- Portrayed by: Kelly Campbell (1973–74) Maura Gilligan (1975–79) Tracy O'Neil (1980–81) Melaney Candel (1982) Helene Udy (1982–83) Terri VandenBosch (1983–84) Julianne Moore (1985–88, 2010) Mary Ellen Stuart (1989–92) Mary Fox Kane (1991)
- Duration: 1973–1992; 2010;
- First appearance: 1973
- Last appearance: April 5, 2010
- Created by: Robert Soderberg and Edith Sommer
- Introduced by: Joe Willmore (1973); Robert Calhoun (1985); Christopher Goutman (2010);

= Frannie Hughes =

Frances Jennifer "Frannie" Hughes (formerly Crawford) is a fictional character on the daytime soap opera As the World Turns played by several actresses from 1973 to 1992. Frannie was most notably portrayed by future Academy Award winner Julianne Moore, from April 2, 1985, to May 1988 and April 5, 2010.

==Storylines==
Frances "Frannie" Hughes was born to Bob and Jennifer Hughes. Though the character was born onscreen in 1973, in a later storyline her birth year was said to be 1965, for a story where the character was age 20 in 1985.

Frannie's parents, and Jennifer's sister Kim, were involved in a complicated situation; Kim and Bob had feelings for each other, and in the storyline, Bob had a pregnant wife (Jennifer) as well as a pregnant mistress (Kim). Kim miscarried her baby, while Jennifer gave birth to Frannie. Jennifer died when Frannie was a toddler and she was raised by her father and grandparents. Even though she grew up motherless, Frannie was surrounded by family, and she grew to see Kim as a mother figure in later years.

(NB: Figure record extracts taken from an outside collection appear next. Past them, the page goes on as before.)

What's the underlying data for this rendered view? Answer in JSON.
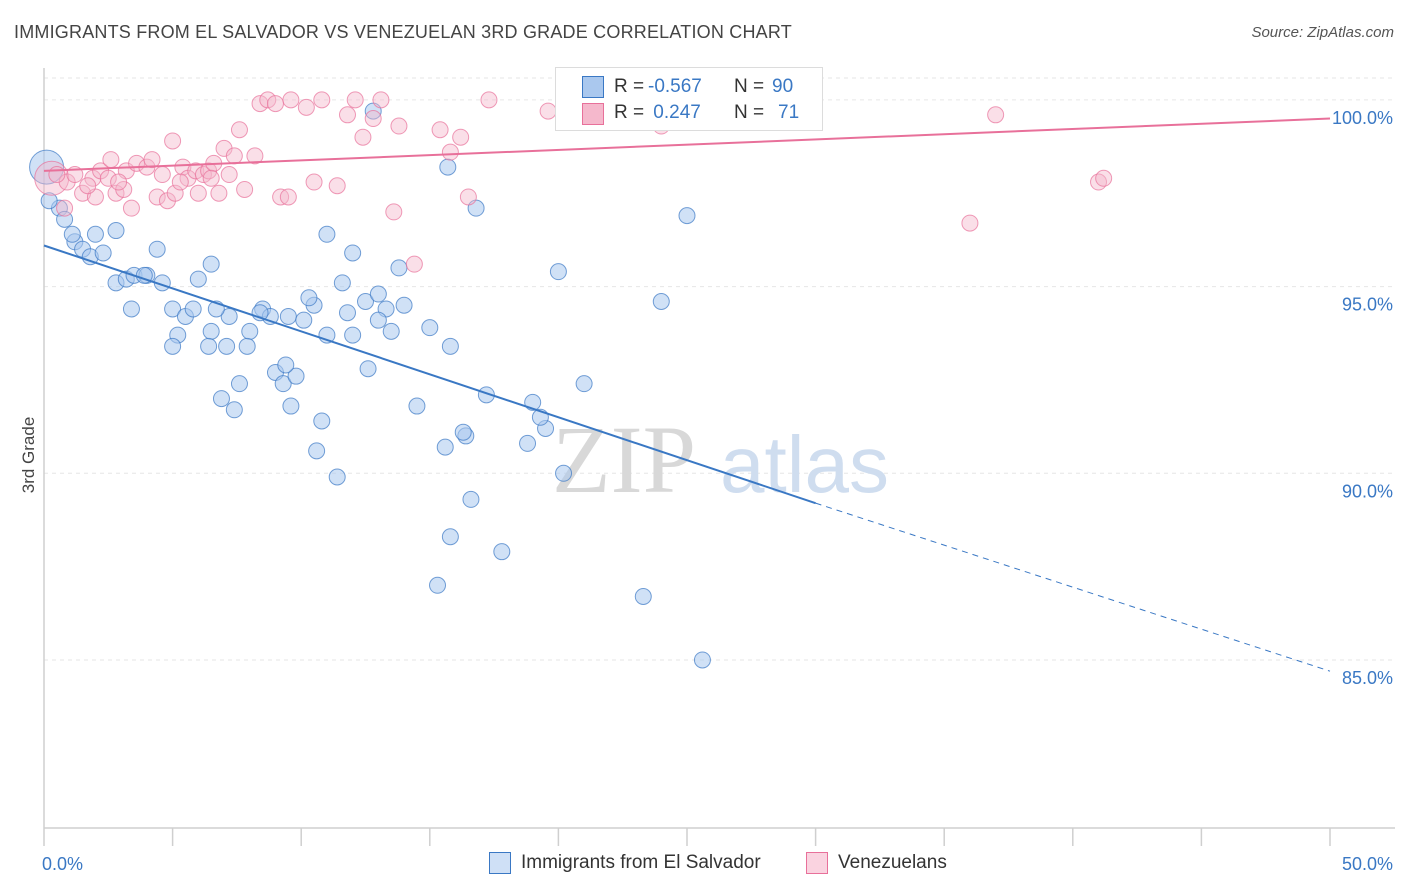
{
  "title": "IMMIGRANTS FROM EL SALVADOR VS VENEZUELAN 3RD GRADE CORRELATION CHART",
  "source": "Source: ZipAtlas.com",
  "watermark": {
    "zip": "ZIP",
    "atlas": "atlas"
  },
  "legend": {
    "rows": [
      {
        "r_label": "R =",
        "r_value": "-0.567",
        "n_label": "N =",
        "n_value": "90"
      },
      {
        "r_label": "R =",
        "r_value": " 0.247",
        "n_label": "N =",
        "n_value": "71"
      }
    ]
  },
  "colors": {
    "blue": "#3a78c4",
    "blue_fill": "#aac8ee",
    "pink": "#e8709a",
    "pink_fill": "#f5b8cc",
    "grid": "#e6e6e6"
  },
  "chart_data": {
    "type": "scatter",
    "title": "IMMIGRANTS FROM EL SALVADOR VS VENEZUELAN 3RD GRADE CORRELATION CHART",
    "xlabel": "",
    "ylabel": "3rd Grade",
    "xlim": [
      0,
      50
    ],
    "ylim": [
      80.5,
      100.8
    ],
    "x_tick_labels": [
      {
        "value": 0,
        "label": "0.0%"
      },
      {
        "value": 50,
        "label": "50.0%"
      }
    ],
    "x_minor_ticks": [
      0,
      5,
      10,
      15,
      20,
      25,
      30,
      35,
      40,
      45,
      50
    ],
    "y_ticks": [
      {
        "value": 100,
        "label": "100.0%"
      },
      {
        "value": 95,
        "label": "95.0%"
      },
      {
        "value": 90,
        "label": "90.0%"
      },
      {
        "value": 85,
        "label": "85.0%"
      }
    ],
    "grid": true,
    "legend_position": "top-center",
    "series": [
      {
        "name": "Immigrants from El Salvador",
        "color": "#3a78c4",
        "trend": {
          "x0": 0,
          "y0": 96.1,
          "x1": 30,
          "y1": 89.2,
          "dashed_to_x": 50,
          "dashed_to_y": 84.7
        },
        "points": [
          [
            0.1,
            98.2,
            1
          ],
          [
            0.6,
            97.1,
            0
          ],
          [
            0.8,
            96.8,
            0
          ],
          [
            1.2,
            96.2,
            0
          ],
          [
            1.1,
            96.4,
            0
          ],
          [
            1.5,
            96.0,
            0
          ],
          [
            2.0,
            96.4,
            0
          ],
          [
            1.8,
            95.8,
            0
          ],
          [
            2.3,
            95.9,
            0
          ],
          [
            2.8,
            95.1,
            0
          ],
          [
            3.2,
            95.2,
            0
          ],
          [
            3.5,
            95.3,
            0
          ],
          [
            2.8,
            96.5,
            0
          ],
          [
            4.0,
            95.3,
            0
          ],
          [
            4.4,
            96.0,
            0
          ],
          [
            4.6,
            95.1,
            0
          ],
          [
            3.4,
            94.4,
            0
          ],
          [
            3.9,
            95.3,
            0
          ],
          [
            5.0,
            94.4,
            0
          ],
          [
            5.5,
            94.2,
            0
          ],
          [
            5.2,
            93.7,
            0
          ],
          [
            5.8,
            94.4,
            0
          ],
          [
            5.0,
            93.4,
            0
          ],
          [
            6.5,
            93.8,
            0
          ],
          [
            6.0,
            95.2,
            0
          ],
          [
            6.5,
            95.6,
            0
          ],
          [
            6.4,
            93.4,
            0
          ],
          [
            7.2,
            94.2,
            0
          ],
          [
            6.7,
            94.4,
            0
          ],
          [
            7.1,
            93.4,
            0
          ],
          [
            7.6,
            92.4,
            0
          ],
          [
            7.4,
            91.7,
            0
          ],
          [
            6.9,
            92.0,
            0
          ],
          [
            8.0,
            93.8,
            0
          ],
          [
            8.5,
            94.4,
            0
          ],
          [
            8.8,
            94.2,
            0
          ],
          [
            8.4,
            94.3,
            0
          ],
          [
            9.0,
            92.7,
            0
          ],
          [
            9.3,
            92.4,
            0
          ],
          [
            9.5,
            94.2,
            0
          ],
          [
            9.6,
            91.8,
            0
          ],
          [
            9.8,
            92.6,
            0
          ],
          [
            10.1,
            94.1,
            0
          ],
          [
            10.5,
            94.5,
            0
          ],
          [
            10.3,
            94.7,
            0
          ],
          [
            10.6,
            90.6,
            0
          ],
          [
            10.8,
            91.4,
            0
          ],
          [
            11.0,
            93.7,
            0
          ],
          [
            11.4,
            89.9,
            0
          ],
          [
            11.6,
            95.1,
            0
          ],
          [
            11.8,
            94.3,
            0
          ],
          [
            12.0,
            93.7,
            0
          ],
          [
            12.0,
            95.9,
            0
          ],
          [
            12.5,
            94.6,
            0
          ],
          [
            12.6,
            92.8,
            0
          ],
          [
            13.0,
            94.8,
            0
          ],
          [
            13.3,
            94.4,
            0
          ],
          [
            13.0,
            94.1,
            0
          ],
          [
            13.5,
            93.8,
            0
          ],
          [
            13.8,
            95.5,
            0
          ],
          [
            14.0,
            94.5,
            0
          ],
          [
            14.5,
            91.8,
            0
          ],
          [
            15.0,
            93.9,
            0
          ],
          [
            15.6,
            90.7,
            0
          ],
          [
            15.8,
            93.4,
            0
          ],
          [
            15.8,
            88.3,
            0
          ],
          [
            16.4,
            91.0,
            0
          ],
          [
            16.3,
            91.1,
            0
          ],
          [
            16.6,
            89.3,
            0
          ],
          [
            17.2,
            92.1,
            0
          ],
          [
            17.8,
            87.9,
            0
          ],
          [
            18.8,
            90.8,
            0
          ],
          [
            19.0,
            91.9,
            0
          ],
          [
            19.5,
            91.2,
            0
          ],
          [
            19.3,
            91.5,
            0
          ],
          [
            20.0,
            95.4,
            0
          ],
          [
            20.2,
            90.0,
            0
          ],
          [
            21.0,
            92.4,
            0
          ],
          [
            12.8,
            99.7,
            0
          ],
          [
            15.7,
            98.2,
            0
          ],
          [
            16.8,
            97.1,
            0
          ],
          [
            15.3,
            87.0,
            0
          ],
          [
            23.3,
            86.7,
            0
          ],
          [
            24.0,
            94.6,
            0
          ],
          [
            25.0,
            96.9,
            0
          ],
          [
            25.6,
            85.0,
            0
          ],
          [
            11.0,
            96.4,
            0
          ],
          [
            0.2,
            97.3,
            0
          ],
          [
            7.9,
            93.4,
            0
          ],
          [
            9.4,
            92.9,
            0
          ]
        ]
      },
      {
        "name": "Venezuelans",
        "color": "#e8709a",
        "trend": {
          "x0": 0,
          "y0": 98.1,
          "x1": 50,
          "y1": 99.5
        },
        "points": [
          [
            0.3,
            97.9,
            1
          ],
          [
            0.8,
            97.1,
            0
          ],
          [
            0.9,
            97.8,
            0
          ],
          [
            1.2,
            98.0,
            0
          ],
          [
            1.5,
            97.5,
            0
          ],
          [
            1.9,
            97.9,
            0
          ],
          [
            2.0,
            97.4,
            0
          ],
          [
            2.2,
            98.1,
            0
          ],
          [
            2.5,
            97.9,
            0
          ],
          [
            2.6,
            98.4,
            0
          ],
          [
            2.8,
            97.5,
            0
          ],
          [
            3.1,
            97.6,
            0
          ],
          [
            3.2,
            98.1,
            0
          ],
          [
            3.4,
            97.1,
            0
          ],
          [
            3.6,
            98.3,
            0
          ],
          [
            4.0,
            98.2,
            0
          ],
          [
            4.2,
            98.4,
            0
          ],
          [
            4.4,
            97.4,
            0
          ],
          [
            4.6,
            98.0,
            0
          ],
          [
            4.8,
            97.3,
            0
          ],
          [
            5.0,
            98.9,
            0
          ],
          [
            5.1,
            97.5,
            0
          ],
          [
            5.4,
            98.2,
            0
          ],
          [
            5.6,
            97.9,
            0
          ],
          [
            5.9,
            98.1,
            0
          ],
          [
            6.0,
            97.5,
            0
          ],
          [
            6.2,
            98.0,
            0
          ],
          [
            6.4,
            98.1,
            0
          ],
          [
            6.6,
            98.3,
            0
          ],
          [
            6.8,
            97.5,
            0
          ],
          [
            7.0,
            98.7,
            0
          ],
          [
            7.4,
            98.5,
            0
          ],
          [
            7.6,
            99.2,
            0
          ],
          [
            7.8,
            97.6,
            0
          ],
          [
            8.2,
            98.5,
            0
          ],
          [
            8.4,
            99.9,
            0
          ],
          [
            8.7,
            100.0,
            0
          ],
          [
            9.0,
            99.9,
            0
          ],
          [
            9.2,
            97.4,
            0
          ],
          [
            9.6,
            100.0,
            0
          ],
          [
            10.2,
            99.8,
            0
          ],
          [
            10.5,
            97.8,
            0
          ],
          [
            10.8,
            100.0,
            0
          ],
          [
            11.4,
            97.7,
            0
          ],
          [
            11.8,
            99.6,
            0
          ],
          [
            12.1,
            100.0,
            0
          ],
          [
            12.4,
            99.0,
            0
          ],
          [
            12.8,
            99.5,
            0
          ],
          [
            13.1,
            100.0,
            0
          ],
          [
            13.6,
            97.0,
            0
          ],
          [
            13.8,
            99.3,
            0
          ],
          [
            14.4,
            95.6,
            0
          ],
          [
            15.4,
            99.2,
            0
          ],
          [
            15.8,
            98.6,
            0
          ],
          [
            16.2,
            99.0,
            0
          ],
          [
            16.5,
            97.4,
            0
          ],
          [
            17.3,
            100.0,
            0
          ],
          [
            19.6,
            99.7,
            0
          ],
          [
            20.2,
            99.8,
            0
          ],
          [
            24.0,
            99.3,
            0
          ],
          [
            36.0,
            96.7,
            0
          ],
          [
            37.0,
            99.6,
            0
          ],
          [
            41.0,
            97.8,
            0
          ],
          [
            41.2,
            97.9,
            0
          ],
          [
            0.5,
            98.0,
            0
          ],
          [
            1.7,
            97.7,
            0
          ],
          [
            6.5,
            97.9,
            0
          ],
          [
            5.3,
            97.8,
            0
          ],
          [
            2.9,
            97.8,
            0
          ],
          [
            7.2,
            98.0,
            0
          ],
          [
            9.5,
            97.4,
            0
          ]
        ]
      }
    ]
  },
  "bottom_legend": [
    "Immigrants from El Salvador",
    "Venezuelans"
  ]
}
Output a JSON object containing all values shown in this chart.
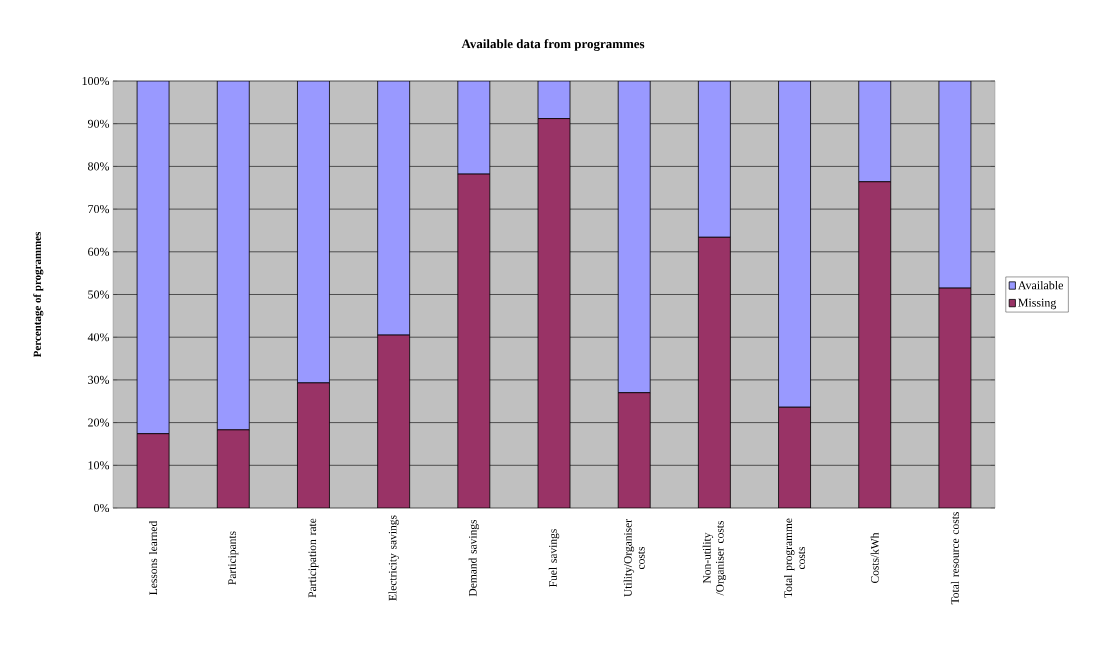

Since Frannie was so well adjusted, her family was shocked when she flunked out of Yale after one year. When Frannie returned to Oakdale, her old boyfriend, Kevin Gibson, followed her, hoping to repair their relationship. The relationship was rocky with Kevin because of paternity issues with his ex-girlfriend, Marie, and they broke up.

Next, Frannie dated club owner Doug Cummings; they became engaged by Christmas 1985. He turned out to be a psychotic who also worshiped her Aunt Kim (and Frannie's new step-mother with her marriage to Bob) and he longed to make a family with Kim and Frannie. He had even built a hidden shrine to Kim. As Doug was about to rape an unconscious Frannie, he was murdered; her former boyfriend Kevin helped come to the rescue and died in the fight. Eventually, it was revealed both Doug and Kevin were killed by Doug's love-starved assistant Marsha Talbot and Frannie was cleared, but not before Marsha kidnapped Frannie. Frannie was rescued by man who would be her next boyfriend, Casey Peretti. Despite Casey being hailed as a hero, Frannie realized she wasn't in love with Casey and thought it unkind to him to string him along.

Soon after, Frannie studied psychology at Oxford. While in England, Frannie saw a woman who closely resembled her. After some sleuthing, she learned the woman, Sabrina, was her own half-sister and cousin! Sabrina was the child Kim believed she'd miscarried years ago, and was very close in age to Frannie (since Kim and Jennifer had been pregnant at roughly the same time). A sibling rivalry developed between Frannie and Sabrina; Frannie had become engaged to Seth Snyder, but when Sabrina tricked Seth into sleeping with her (because of their similar looks), Frannie was unable to reconcile the relationship and they broke up. Eventually, Frannie forgave Sabrina and they became fairly close.

Back in Oakdale and now a psychologist, Frannie dated Dr. Larry McDermott before eventually marrying businessman Darryl Crawford. When Darryl became the prime suspect in the murder of Carolyn Crawford, his first wife, the evidence mounted against him and Frannie became terribly frightened of her new husband. When Darryl was proven innocent, Frannie couldn't forgive herself for doubting him and gave him a divorce. Frannie then left Oakdale to help refugees in Montega.

Several years later, Frannie and her sister decided to go to Haiti to aid in the relief efforts following that country's devastating earthquake. Before going, Frannie stopped by Oakdale to celebrate her parents' wedding anniversary.